The story begins on the eve of the D-Day invasion in early June of 1944. As the largest amphibious mission in history, there was much consternation and bickering amongst the important players: Churchill, British General Bernard Montgomery, and Supreme Allied Commander Dwight Eisenhower. Churchill had his doubts about the plans, and he wished to change them at the last minute. Then he demanded that he go into battle himself and lead the men (at the age of 70!). He was rebuffed, by Montgomery and Eisenhower, and finally by King George VI. Churchill listened to his King.
The close character study of Churchill is juxtaposed with the military planning and decision-making concerning the invasion. The film’s most thrilling moments come here—when we are in the room as Eisenhower decides to delay the invasion due to the weather, or when he decides to go as the weather clears. Bryan Cox as Churchill is very good, even if his frequent outbursts can get stilted. Still, the film is well-plotted, well-paced, well-acted, and well-directed.
Some of these events are not exactly historically accurate, and the film veers into fiction at points. But this is a film and not a piece of journalism; if you are learning your history from movies, well, that’s another issue entirely. Finally, watching these great leaders decide the fate of millions, it is hard to imagine such cooperation, nerves of steel, or competence in today’s world. Thank goodness for them.

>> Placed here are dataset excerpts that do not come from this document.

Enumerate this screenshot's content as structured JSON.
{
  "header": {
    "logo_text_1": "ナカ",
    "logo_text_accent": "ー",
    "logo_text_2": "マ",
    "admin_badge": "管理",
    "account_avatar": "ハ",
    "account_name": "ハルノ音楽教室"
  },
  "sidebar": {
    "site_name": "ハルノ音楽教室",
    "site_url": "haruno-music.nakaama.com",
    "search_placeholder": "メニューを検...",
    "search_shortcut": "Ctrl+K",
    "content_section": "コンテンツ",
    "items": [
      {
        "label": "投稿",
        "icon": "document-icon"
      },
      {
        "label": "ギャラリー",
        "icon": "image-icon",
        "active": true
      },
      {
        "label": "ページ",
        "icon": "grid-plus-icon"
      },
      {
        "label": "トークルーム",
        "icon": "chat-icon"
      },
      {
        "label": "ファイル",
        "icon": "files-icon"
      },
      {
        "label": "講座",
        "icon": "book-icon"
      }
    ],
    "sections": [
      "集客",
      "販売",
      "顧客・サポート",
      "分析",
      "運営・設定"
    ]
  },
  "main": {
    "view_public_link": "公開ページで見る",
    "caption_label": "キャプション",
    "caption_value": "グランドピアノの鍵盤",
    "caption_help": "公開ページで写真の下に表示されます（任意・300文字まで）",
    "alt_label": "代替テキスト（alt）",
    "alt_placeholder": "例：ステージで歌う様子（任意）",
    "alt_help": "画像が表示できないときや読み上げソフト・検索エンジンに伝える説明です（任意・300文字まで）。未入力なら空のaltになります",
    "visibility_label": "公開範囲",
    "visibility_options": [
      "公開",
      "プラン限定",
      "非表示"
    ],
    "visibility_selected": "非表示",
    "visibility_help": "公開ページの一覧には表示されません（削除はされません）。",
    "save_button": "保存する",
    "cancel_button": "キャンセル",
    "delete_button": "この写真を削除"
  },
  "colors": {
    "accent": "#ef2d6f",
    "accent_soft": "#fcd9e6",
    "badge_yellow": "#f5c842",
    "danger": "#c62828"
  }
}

You will like this film if you enjoyed Lincoln, Saving Private Ryan, and/or The King’s Speech.
Starts June 2 at Chez Artiste
Patriot (Amazon)
I have frequently noted that in this Golden Age of TV, Amazon series continually best the other networks in terms of writing, production values, and in most cases, acting. Another in their line of offerings is Patriot, a dark, funny, quirky, and unsettling spy thriller that seems to be the love child of Wes Anderson and the Coen Brothers. Quentin Tarantino would be its uncle.
The story concerns a covert intelligence operation to stop Iran from getting nuclear weapons. The sole agent in the operation, John, is played with wonderful insouciance by New Zealand actor Michael Dorman in a star-turn performance. His father is the intelligence boss who rescues John from a pot-soaked sabbatical in Amsterdam following a failed mission. John’s brother, a U.S. congressman, also helps rescue John from his smoke-filled, folk-singing stupor and subsequently nudges him throughout the mission. The three characters could be straight out of an Anderson, Tarantino, or Coen Brothers film, plopped into the serious world of U.S. espionage. Oh, and there is the matter of the Midwestern pipe company that serves as John’s cover job and allows him to travel to Europe, a job for which he is ill-suited and which provides a great deal of the (dark) humor and oddity.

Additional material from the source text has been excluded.